We Are Family?

Romans 8:12-17

A new month, a new series: We Are Family.  And a new passage to explore, chew on, and digest: Romans 8:12-17.

Scripture is a family saga, the family story from which each of our family stories derives.  God designed creation for human habitation, but a habitation ordered around family, around life together in families.  It wasn’t good for first man Adam to be alone, so God created first woman Eve, that they together might have children and fill the earth.  But human sin strikes at the heart of God’s intention, as Adam blames Eve for their joint disobedience, Eve blames the serpent, fingers pointing in every direction except the one right direction.  Their firstborn son Cain murders his brother, and the family drama has continued ever since.

When God launches his recovery project, he promises to make Abraham “the father of many nations.” “Father” is family language.  But not a family restricted to just one family or clan, not just one tribe or nation.  God tells Abraham that his intention is to bless “all the nations of the earth” through Abraham and his offspring (more family language).

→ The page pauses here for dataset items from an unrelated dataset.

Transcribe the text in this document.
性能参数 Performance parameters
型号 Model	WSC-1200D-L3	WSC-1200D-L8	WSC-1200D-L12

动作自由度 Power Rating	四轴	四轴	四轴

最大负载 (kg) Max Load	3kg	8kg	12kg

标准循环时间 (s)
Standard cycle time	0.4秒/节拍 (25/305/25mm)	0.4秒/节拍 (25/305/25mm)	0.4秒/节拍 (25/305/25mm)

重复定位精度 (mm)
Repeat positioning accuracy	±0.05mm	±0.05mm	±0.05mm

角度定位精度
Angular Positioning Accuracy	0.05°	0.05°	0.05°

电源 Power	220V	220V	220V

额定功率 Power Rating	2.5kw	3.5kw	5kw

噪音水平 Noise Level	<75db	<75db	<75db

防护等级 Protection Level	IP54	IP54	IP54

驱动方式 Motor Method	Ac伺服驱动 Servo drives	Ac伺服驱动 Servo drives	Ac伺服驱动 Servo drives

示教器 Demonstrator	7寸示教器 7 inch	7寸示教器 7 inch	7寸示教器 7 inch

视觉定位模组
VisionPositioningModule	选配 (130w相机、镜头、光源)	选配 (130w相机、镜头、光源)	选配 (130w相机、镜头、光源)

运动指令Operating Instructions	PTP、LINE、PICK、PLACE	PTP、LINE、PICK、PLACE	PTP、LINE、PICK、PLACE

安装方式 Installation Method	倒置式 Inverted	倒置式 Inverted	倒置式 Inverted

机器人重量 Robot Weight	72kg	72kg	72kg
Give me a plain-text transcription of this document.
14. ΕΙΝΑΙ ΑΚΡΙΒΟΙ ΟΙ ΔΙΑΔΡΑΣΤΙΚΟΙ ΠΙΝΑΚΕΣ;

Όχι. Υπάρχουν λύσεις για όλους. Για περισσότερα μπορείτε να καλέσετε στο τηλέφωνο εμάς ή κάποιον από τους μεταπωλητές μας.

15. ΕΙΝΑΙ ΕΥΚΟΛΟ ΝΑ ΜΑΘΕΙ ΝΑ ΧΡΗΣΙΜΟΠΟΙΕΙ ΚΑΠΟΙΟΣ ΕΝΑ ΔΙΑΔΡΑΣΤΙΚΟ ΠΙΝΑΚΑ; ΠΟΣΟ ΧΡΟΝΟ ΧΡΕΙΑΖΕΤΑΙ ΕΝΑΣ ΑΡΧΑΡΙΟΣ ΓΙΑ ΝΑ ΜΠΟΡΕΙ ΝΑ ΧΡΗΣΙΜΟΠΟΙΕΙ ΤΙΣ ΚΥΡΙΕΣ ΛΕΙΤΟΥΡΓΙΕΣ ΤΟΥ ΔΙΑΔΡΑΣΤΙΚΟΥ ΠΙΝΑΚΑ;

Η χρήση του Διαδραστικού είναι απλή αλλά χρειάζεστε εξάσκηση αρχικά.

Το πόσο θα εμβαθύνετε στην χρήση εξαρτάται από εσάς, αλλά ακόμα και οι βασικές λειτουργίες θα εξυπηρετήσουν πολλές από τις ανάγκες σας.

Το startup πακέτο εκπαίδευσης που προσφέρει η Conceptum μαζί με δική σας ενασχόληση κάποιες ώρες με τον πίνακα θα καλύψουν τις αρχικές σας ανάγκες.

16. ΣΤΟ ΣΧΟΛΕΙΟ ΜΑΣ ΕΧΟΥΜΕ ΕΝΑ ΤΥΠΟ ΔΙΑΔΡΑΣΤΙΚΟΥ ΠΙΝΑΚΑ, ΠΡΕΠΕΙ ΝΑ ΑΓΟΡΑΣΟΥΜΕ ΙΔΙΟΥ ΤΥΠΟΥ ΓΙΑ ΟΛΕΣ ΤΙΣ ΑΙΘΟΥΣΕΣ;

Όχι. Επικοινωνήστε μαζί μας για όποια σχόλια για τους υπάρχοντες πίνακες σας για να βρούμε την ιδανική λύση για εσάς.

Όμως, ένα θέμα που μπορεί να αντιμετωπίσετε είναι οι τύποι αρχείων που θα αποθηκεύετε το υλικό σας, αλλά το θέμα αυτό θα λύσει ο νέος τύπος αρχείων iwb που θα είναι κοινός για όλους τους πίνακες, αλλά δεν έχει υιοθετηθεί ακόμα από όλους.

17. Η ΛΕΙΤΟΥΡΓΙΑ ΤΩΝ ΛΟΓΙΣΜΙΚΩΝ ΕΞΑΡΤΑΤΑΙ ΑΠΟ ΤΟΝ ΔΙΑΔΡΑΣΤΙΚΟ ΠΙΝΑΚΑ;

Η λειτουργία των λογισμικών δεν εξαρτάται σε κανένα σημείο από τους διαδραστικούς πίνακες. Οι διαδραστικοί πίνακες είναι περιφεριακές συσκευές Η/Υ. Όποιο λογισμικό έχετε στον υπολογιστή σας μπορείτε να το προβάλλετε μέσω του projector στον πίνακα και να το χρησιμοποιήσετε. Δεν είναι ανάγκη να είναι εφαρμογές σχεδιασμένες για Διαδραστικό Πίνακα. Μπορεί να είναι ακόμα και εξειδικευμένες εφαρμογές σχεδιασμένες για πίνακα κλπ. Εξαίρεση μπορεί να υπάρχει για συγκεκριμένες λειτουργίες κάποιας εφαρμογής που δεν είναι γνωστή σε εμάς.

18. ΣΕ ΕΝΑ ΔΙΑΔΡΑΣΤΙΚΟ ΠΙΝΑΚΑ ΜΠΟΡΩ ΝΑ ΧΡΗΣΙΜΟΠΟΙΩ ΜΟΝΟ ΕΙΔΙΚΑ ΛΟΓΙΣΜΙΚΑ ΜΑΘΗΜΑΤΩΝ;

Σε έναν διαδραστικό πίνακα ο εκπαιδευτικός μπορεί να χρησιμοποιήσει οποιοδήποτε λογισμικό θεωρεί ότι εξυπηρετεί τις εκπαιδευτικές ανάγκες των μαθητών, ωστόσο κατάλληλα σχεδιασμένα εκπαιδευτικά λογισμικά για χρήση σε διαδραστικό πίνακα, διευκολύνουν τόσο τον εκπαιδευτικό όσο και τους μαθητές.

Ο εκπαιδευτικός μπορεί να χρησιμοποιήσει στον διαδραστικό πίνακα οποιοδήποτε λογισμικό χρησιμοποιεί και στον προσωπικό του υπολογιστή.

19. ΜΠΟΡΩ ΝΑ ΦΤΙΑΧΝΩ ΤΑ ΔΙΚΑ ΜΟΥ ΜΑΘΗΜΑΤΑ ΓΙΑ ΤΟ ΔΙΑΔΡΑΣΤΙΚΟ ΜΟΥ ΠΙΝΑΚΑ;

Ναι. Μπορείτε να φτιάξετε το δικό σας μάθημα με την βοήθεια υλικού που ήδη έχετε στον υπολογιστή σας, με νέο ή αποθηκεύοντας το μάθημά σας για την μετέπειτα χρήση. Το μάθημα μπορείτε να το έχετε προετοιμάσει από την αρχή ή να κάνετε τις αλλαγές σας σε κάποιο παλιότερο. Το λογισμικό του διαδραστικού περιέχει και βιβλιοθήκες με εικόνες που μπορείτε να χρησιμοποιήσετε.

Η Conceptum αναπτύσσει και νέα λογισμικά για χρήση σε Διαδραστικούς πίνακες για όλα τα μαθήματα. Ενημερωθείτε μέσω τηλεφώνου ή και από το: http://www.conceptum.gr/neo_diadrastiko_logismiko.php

Jesus spoke often of the God who is “my Father” and taught us to pray to “Our Father in heaven.”  Jesus also identified himself as God’s unique, one-and-only Son, and Paul constantly addresses the Christians to whom he wrote his letters as “brothers and sisters” in Christ (family language through and through).

God thinks about “family” differently than we do!  For us, “family” is defined by DNA, birth, human parentage, and the wider associations of “relatives”: grandparents, uncles and aunts, nephews, nieces and cousins.

And a lot of other things get mixed in as well: race and ethnicity, birthplace and homeland, “family history,” and the many ways in which that history is full of intra-family and inter-family conflicts.

As we work our way through Romans 8, Paul shows us that the one family God is fashioning is first and foremost in Christ, not in DNA or human parentage or “blood ties.”  Second, and this is what Paul focuses on in this week’s passage, God’s family lives and works in and according to the Spirit of God.  “Family” carries mutual and reciprocal obligation, so Paul begins our passage by affirming that, in Christ’s family, “we have an obligation” to one another.  That obligation is to live in, through, and by the Spirit of God, instead of living in our old patterns of sin and selfishness.

This “spiritual” family is deeply practical!  Life in God’s Spirit requires us to “put to death” our self-centered, self-oriented ways of behaving and, instead, to be led by God’s Spirit.  How can we recognize the children of God?  Everyone who is led by the Spirit of God is a child of God.  That Spirit leads us to Jesus and teaches us to follow Jesus; that Spirit is constantly reorienting and recalibrating us to Christ and his kingdom; that Spirit produces the fruit of love, joy, peace, patience, kindness and all the rest (Galatians 5:19 ff.).

In God’s family, genetics doesn’t matter; neither does skin color, ethnic or national identity, marital status, social location, economic status, political affiliation, or all the other factors that we can allow to divide and separate our human families.

We are family? In Christ: we are family!

There are no perfect families!  How would you like to pray for our church to grow together as a family-in-Christ?